First, the exchange rate moves in a way that determines the impact of the tariff (a tariff on imports appreciates the home currency and a tariff on exports lowers it). This section presents a model of the oset exchange rate and examines its quantitative implications for the US dollar and Chinese renminbi. The exchange rate is defined as the price of foreign currency in terms of home currency, so that an increase in the exchange rate means a depreciation of the home currency.
The country of origin applies a rate τt to imports, which means that the price of the foreign good is in its own currency. The domestic terms of trade is equal to the price of the domestic good in terms of the foreign good. Equation (24) implies that the size of the exchange rate oset increases with the import elasticity and decreases with the export elasticity.
Greater import elasticity increases the impact of the tariff on domestic demand for household goods and requires greater interest appreciation. Since the tari reduces foreign demand for a domestic good, it results in a depreciation (rather than an appreciation) of the domestic currency. 6The influence of the exchange rate on domestic demand for domestic goods is captured by the term in ωH(1−m) in equation (20).
The impact of the exchange rate on the supply of household goods is represented by the term in (i−1) in equation (21).
Alternative assumptions
In contrast, the exchange rate effect of a tariff on exports is reduced by a factor of less than two. We observe that the impact of an expected tari on imports does not decline very rapidly with the lag. During our benchmark calibration, the exchange rate for a tari on imports increases to 0.35 (instead of 0.30 under the PCP).
The exchange rate for a permanent export tariff is also higher under DCP than under PCP and for similar reasons. During our benchmark calibration, the exchange rate is 1.22 for a tari on exports (instead of 1.0 under the PCP). The result is that the exchange rates are also greater than under the PCP and about the same as when the home economy is not the United States (0.35 for a tari on imports and 1.19 for a tari on exports).
To summarize the analysis so far, imposing an import tariff leads to an appreciation of the home currency and imposing an export tariff has the opposite effect. Under PCP, the exchange rate oset is 30 percent for a permanent import rate and 100 percent for a permanent import rate for our benchmark calibration.
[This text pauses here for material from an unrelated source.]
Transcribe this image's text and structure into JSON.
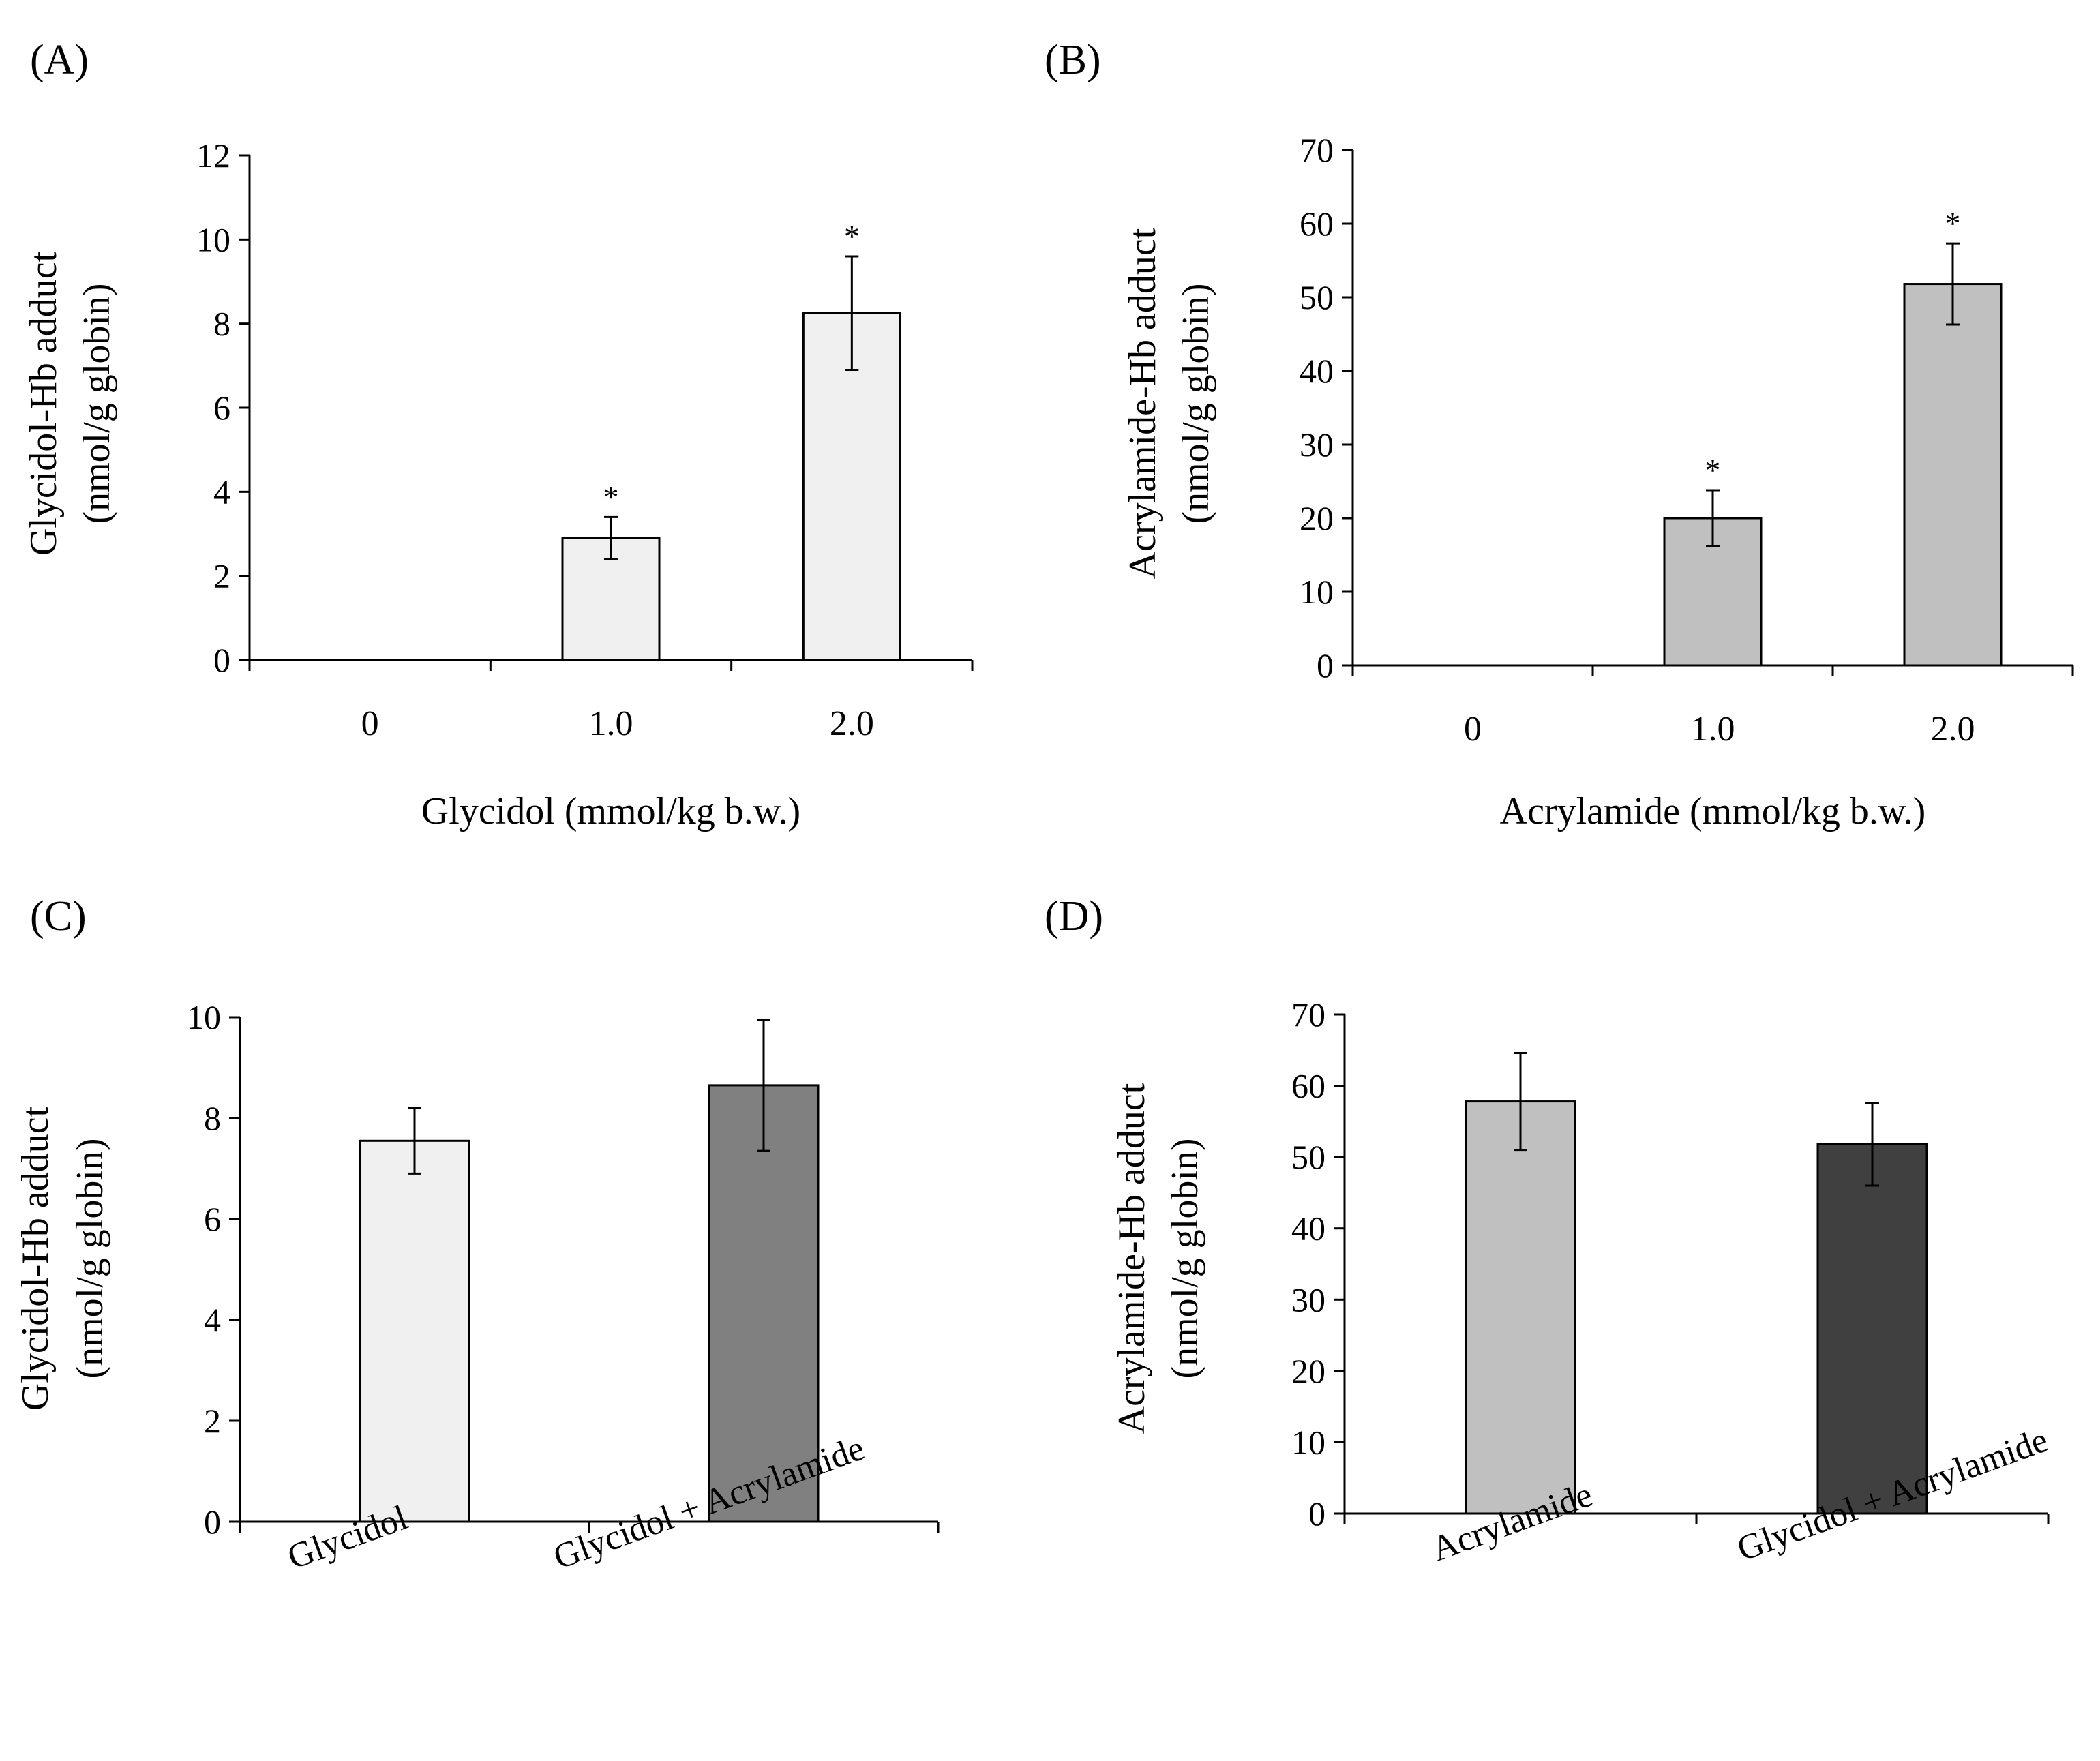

Application to the dollar and the renminbi
Based on this approach, we found that tariffs imposed by the US in 2018-19 averaged 3.7 percent of the value of imports of goods into the US. The third column reports the multilateral appreciation of the dollar caused by the import tariff as predicted by the model in the calibration of Table 1. The third row of Table 2 reports the results of the same exercise performed for the renminbi.12 The average tariffs on Chinese imports and exports were calculated in the same way as for the US (see Appendix B for details).
The Chinese average tari rates are the mirror image of the US taris, in the sense that the taris on Chinese exports are more than three times the taris on Chinese imports. To answer this question, we look separately at the nominal eective exchange rates (NEERs) for the dollar and the renminbi. Cumulatively, the US tari news resulted in a 0.9 percent appreciation of the USD NEER and a 2.0 percent depreciation of the CNH.
16Our currency basket is composed of the top 10 currencies used in the BIS baskets. According to this calculation, the US taris explain 65 percent of the renminbi depreciation and 22 percent of the dollar appreciation observed in 2018-19. The model predicts a somewhat larger effective depreciation of the renminbi than measured by the event analysis.
About thirty percent of the news in the BK sample is not in the Bloomberg sample. However, this is not the case - the magnitude of the exchange rate impact of tari news is comparable between the two samples. This article began by observing that the taris introduced by the US in 2018-19 was caused in part by a simultaneous depreciation of the renminbi against the dollar.
Furthermore, our model suggests that taris can explain a significant portion of the changes in the dollar and renminbi exchange rates observed over that period. It must be resolved for the dynamics of the transition both in the US and in the rest of the world. The rest of the world is supposed to have the same type of Taylor rules as the US.
The demand for output of the representative non-US country is the sum of domestic demand and foreign demand. The appreciation of the dollar can be seen in the initial decline in S∗ and E (using the fact that Pt∗ and PF t are sticky in equation (C4)). Note that exporters in the RoW adjust their dollar prices downward (πF goes below target) as dollar appreciation increases their values.
The ten major currencies account for approximately 85 percent of the BIS basket for the dollar and 80 percent for the renminbi.